13. Considérant, en deuxième lieu, qu'il résulte de l'article 9 de la loi du 12 juillet 1985 et de l'article 30 du décret du 29 décembre 1993 que le titulaire d'un contrat de maîtrise d'oeuvre est rémunéré par un prix forfaitaire couvrant l'ensemble de ses charges et missions, ainsi que le bénéfice qu'il en escompte, et que seules une modification du programme ou une modification de prestations décidées par le maître de l'ouvrage peuvent donner lieu à une adaptation et, le cas échéant, à une augmentation de sa rémunération ; que la prolongation de sa mission n'est de nature à justifier une rémunération supplémentaire de maîtrise d'oeuvre que si elle a donné lieu à des modifications de programme ou de prestations décidées par le maître d'ouvrage ; qu'en outre, le maître d'oeuvre ayant effectué des missions ou prestations non prévues au marché de maîtrise d'oeuvre et qui n'ont pas été décidées par le maître d'ouvrage a droit à être rémunéré de ces missions ou prestations, en dépit du caractère forfaitaire du prix fixé par le marché si, d'une part, elles ont été indispensables à la réalisation de l'ouvrage selon les règles de l'art ou si, d'autre part, le maître d'oeuvre a été confronté, dans l'exécution du marché, à des sujétions imprévues présentant un caractère exceptionnel et imprévisible, dont la cause est extérieure aux parties et qui ont pour effet de bouleverser l'économie du contrat ;

14. Considérant qu'en se bornant à faire état des divers incidents ayant affecté le cours normal du chantier et ayant eu pour effet de retarder de manière significative le terme de sa mission, la société Oger international n'établit pas que l'allongement du chantier ou que l'augmentation du montant des travaux auraient induit, pour elle, des missions complémentaires, indispensables à la réalisation de l'ouvrage selon les règles de l'art ;

15. Considérant, en troisième lieu, que si la société Oger International sollicite l'indemnisation de frais financiers et de frais de siège qu'elle aurait assumés du fait de l'allongement du marché, elle n'en établit pas l'existence ;

16. Considérant qu'il résulte de tout ce qui précède que la société Oger International n'est pas fondée à soutenir que c'est à tort que, par le jugement attaqué, le tribunal administratif d'Amiens a rejeté sa demande ;

Sur les conclusions tendant à l'application de l'article L. 761-1 du code de justice administrative :

17. Considérant qu'aux termes de l'article L. 761-1 du code de justice administrative : " Dans toutes les instances, le juge condamne la partie tenue aux dépens ou, à défaut, la partie perdante, à payer à l'autre partie la somme qu'il détermine, au titre des frais exposés et non compris dans les dépens.

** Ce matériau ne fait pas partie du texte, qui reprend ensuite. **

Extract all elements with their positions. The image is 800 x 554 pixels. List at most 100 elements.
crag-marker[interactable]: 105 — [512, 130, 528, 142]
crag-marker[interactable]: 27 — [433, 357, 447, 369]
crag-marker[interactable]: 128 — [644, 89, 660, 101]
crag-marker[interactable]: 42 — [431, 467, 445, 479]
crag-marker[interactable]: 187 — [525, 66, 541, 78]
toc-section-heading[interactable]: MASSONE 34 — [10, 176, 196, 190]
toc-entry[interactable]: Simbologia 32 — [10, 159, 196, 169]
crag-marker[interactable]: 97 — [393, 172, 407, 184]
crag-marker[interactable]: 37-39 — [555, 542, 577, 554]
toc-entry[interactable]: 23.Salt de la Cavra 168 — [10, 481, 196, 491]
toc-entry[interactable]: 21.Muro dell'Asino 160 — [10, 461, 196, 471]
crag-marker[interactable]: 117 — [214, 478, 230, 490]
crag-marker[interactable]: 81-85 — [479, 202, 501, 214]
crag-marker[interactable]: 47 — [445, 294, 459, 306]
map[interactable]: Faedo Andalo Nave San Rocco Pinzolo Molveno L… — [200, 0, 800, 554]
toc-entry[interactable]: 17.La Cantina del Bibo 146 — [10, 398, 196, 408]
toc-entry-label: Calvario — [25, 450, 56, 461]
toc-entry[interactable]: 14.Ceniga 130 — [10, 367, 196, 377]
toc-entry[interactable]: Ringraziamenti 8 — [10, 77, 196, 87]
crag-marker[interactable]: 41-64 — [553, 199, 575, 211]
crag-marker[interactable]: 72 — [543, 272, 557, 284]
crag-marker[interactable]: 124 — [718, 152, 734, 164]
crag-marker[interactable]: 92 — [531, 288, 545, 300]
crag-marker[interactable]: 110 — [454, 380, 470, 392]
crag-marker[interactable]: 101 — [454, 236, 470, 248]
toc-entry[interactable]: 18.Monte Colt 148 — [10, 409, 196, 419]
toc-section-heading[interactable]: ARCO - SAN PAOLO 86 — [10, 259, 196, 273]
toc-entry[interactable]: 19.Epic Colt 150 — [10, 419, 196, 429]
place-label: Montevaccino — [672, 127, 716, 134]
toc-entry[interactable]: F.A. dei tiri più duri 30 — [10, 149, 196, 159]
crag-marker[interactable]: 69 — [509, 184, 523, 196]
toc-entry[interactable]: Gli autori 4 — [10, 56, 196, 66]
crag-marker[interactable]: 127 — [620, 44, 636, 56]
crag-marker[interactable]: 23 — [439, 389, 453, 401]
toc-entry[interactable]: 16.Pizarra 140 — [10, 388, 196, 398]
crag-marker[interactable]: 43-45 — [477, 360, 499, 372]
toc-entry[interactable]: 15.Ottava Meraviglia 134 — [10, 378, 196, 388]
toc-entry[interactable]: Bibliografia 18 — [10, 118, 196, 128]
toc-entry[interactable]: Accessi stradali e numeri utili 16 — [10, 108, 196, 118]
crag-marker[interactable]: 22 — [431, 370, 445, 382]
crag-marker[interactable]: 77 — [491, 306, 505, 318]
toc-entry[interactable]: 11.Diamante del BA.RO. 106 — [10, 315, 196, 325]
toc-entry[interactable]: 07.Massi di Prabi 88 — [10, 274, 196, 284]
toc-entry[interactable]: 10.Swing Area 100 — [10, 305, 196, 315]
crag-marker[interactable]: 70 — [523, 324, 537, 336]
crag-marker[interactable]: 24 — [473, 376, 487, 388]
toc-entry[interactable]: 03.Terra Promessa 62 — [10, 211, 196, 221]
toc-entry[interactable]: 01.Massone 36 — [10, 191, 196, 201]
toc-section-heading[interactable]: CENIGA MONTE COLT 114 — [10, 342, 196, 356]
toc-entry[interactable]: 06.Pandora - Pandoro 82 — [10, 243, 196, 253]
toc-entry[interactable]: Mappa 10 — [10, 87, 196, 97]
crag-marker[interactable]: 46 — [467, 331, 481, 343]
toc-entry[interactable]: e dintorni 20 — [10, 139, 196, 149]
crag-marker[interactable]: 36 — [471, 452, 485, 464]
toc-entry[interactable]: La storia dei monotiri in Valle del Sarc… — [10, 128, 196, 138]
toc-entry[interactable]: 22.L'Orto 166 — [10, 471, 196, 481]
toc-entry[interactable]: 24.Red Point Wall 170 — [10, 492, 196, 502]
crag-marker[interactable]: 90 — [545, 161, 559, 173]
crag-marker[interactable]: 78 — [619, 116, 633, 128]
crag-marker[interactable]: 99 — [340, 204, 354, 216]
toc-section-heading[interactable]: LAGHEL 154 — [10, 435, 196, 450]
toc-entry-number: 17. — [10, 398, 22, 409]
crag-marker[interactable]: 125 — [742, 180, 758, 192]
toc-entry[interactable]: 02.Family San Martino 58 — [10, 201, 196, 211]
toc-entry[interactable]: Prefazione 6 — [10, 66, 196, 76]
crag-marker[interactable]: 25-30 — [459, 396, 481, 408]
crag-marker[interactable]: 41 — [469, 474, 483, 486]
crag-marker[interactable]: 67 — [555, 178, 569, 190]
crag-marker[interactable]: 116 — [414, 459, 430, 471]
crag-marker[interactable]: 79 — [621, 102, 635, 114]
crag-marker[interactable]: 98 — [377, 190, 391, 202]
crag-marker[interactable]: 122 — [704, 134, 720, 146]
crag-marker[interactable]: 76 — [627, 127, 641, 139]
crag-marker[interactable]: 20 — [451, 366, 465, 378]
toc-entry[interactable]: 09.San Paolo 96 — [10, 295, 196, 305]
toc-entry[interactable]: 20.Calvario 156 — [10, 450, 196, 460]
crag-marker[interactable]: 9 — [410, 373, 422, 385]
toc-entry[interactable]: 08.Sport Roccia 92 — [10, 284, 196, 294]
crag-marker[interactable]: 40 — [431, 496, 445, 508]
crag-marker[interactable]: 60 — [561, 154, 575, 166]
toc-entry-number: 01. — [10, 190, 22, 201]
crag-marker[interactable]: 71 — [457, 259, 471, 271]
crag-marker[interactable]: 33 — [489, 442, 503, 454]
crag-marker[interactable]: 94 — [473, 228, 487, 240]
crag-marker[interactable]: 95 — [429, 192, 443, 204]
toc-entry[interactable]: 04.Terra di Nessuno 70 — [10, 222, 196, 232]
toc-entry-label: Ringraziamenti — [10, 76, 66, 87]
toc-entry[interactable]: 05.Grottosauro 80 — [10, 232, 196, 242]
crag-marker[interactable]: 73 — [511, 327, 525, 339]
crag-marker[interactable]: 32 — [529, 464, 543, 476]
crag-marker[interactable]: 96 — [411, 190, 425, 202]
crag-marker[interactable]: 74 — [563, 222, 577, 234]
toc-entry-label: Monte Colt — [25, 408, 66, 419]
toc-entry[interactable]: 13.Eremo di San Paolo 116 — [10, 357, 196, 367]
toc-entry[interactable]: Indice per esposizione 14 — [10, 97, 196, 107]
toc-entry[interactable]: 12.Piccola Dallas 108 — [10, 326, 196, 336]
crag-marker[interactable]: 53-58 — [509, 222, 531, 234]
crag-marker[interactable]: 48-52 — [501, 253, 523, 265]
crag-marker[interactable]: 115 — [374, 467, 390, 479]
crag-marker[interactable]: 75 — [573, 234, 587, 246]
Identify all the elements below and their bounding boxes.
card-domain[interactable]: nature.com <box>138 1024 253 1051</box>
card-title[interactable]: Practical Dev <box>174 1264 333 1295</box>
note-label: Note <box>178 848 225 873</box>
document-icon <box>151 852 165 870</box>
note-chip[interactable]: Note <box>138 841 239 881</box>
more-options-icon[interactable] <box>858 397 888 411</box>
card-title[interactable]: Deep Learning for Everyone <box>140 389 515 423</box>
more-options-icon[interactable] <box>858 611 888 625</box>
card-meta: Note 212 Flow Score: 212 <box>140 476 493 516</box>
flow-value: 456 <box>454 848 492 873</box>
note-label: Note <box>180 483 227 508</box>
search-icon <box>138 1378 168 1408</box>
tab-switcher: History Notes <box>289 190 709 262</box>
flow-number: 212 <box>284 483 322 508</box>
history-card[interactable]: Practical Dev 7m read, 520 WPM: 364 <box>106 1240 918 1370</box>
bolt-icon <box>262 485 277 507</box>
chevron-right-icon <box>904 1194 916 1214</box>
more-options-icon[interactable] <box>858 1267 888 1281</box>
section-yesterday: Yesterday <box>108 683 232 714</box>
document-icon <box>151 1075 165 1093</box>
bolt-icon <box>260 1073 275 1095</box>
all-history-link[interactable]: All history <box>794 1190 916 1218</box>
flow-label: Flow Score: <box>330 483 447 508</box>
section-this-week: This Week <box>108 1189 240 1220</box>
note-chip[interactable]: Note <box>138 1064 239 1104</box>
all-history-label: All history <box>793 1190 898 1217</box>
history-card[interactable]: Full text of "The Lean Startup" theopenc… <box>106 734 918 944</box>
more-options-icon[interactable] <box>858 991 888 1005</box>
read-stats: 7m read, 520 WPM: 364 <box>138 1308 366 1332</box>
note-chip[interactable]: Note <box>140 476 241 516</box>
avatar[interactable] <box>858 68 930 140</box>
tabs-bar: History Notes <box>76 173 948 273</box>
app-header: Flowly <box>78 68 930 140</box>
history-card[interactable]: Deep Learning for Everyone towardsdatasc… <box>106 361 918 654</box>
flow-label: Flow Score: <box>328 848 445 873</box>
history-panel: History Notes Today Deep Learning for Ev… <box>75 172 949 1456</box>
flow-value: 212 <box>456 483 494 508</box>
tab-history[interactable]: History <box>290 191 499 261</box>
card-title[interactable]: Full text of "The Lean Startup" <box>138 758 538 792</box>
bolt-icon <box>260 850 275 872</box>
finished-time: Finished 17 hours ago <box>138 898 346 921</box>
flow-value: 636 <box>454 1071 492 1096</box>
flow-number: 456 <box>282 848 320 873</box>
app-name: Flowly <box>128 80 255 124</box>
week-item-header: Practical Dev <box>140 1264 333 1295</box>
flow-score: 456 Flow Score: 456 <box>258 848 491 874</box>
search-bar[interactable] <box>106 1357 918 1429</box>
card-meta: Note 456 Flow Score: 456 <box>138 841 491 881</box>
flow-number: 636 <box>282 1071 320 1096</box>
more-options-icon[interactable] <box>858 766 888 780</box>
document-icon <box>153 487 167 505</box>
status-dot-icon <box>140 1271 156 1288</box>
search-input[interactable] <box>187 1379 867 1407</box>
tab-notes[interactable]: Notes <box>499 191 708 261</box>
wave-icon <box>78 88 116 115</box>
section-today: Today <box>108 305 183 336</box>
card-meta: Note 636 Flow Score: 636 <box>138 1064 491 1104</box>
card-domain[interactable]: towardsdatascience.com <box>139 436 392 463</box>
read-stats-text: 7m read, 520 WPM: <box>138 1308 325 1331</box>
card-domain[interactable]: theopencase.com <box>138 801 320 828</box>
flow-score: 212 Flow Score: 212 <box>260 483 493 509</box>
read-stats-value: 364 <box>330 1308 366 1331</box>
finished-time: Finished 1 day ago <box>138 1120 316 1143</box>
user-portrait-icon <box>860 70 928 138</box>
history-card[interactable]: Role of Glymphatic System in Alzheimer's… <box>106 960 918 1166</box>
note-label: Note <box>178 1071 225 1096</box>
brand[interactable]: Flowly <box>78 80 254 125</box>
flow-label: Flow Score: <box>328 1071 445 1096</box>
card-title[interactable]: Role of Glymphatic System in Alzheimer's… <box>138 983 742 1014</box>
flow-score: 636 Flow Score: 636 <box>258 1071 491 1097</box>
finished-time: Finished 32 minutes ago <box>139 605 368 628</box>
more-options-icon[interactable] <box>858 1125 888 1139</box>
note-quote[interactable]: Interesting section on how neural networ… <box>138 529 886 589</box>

Le juge tient compte de l'équité ou de la situation économique de la partie condamnée. Il peut, même d'office, pour des raisons tirées des mêmes considérations, dire qu'il n'y a pas lieu à cette condamnation " ;

18. Considérant qu'en vertu des dispositions précitées de l'article L. 761-1 du code de justice administrative, la cour ne peut pas faire bénéficier la partie tenue aux dépens ou la partie perdante du paiement par l'autre partie des frais qu'elle a exposés à l'occasion du litige soumis au juge ; que les conclusions présentées à ce titre par la société Oger International doivent, dès lors, être rejetées ;

19. Considérant qu'il y a lieu, dans les circonstances de l'espèce, de mettre à la charge de la société Oger International une somme de 1 500 euros au titre des frais exposés par le centre hospitalier de Saint-Quentin et non compris dans les dépens ;



DÉCIDE :


Article 1er : La requête de la société Oger International est rejetée.

Article 2 : La société Oger International versera au centre hospitalier de Saint-Quentin une somme de 1 500 euros au titre des dispositions de l'article L. 761-1 du code de justice administrative.

Article 3 : Le présent arrêt sera notifié à la société Oger International et au centre hospitalier de Saint-Quentin.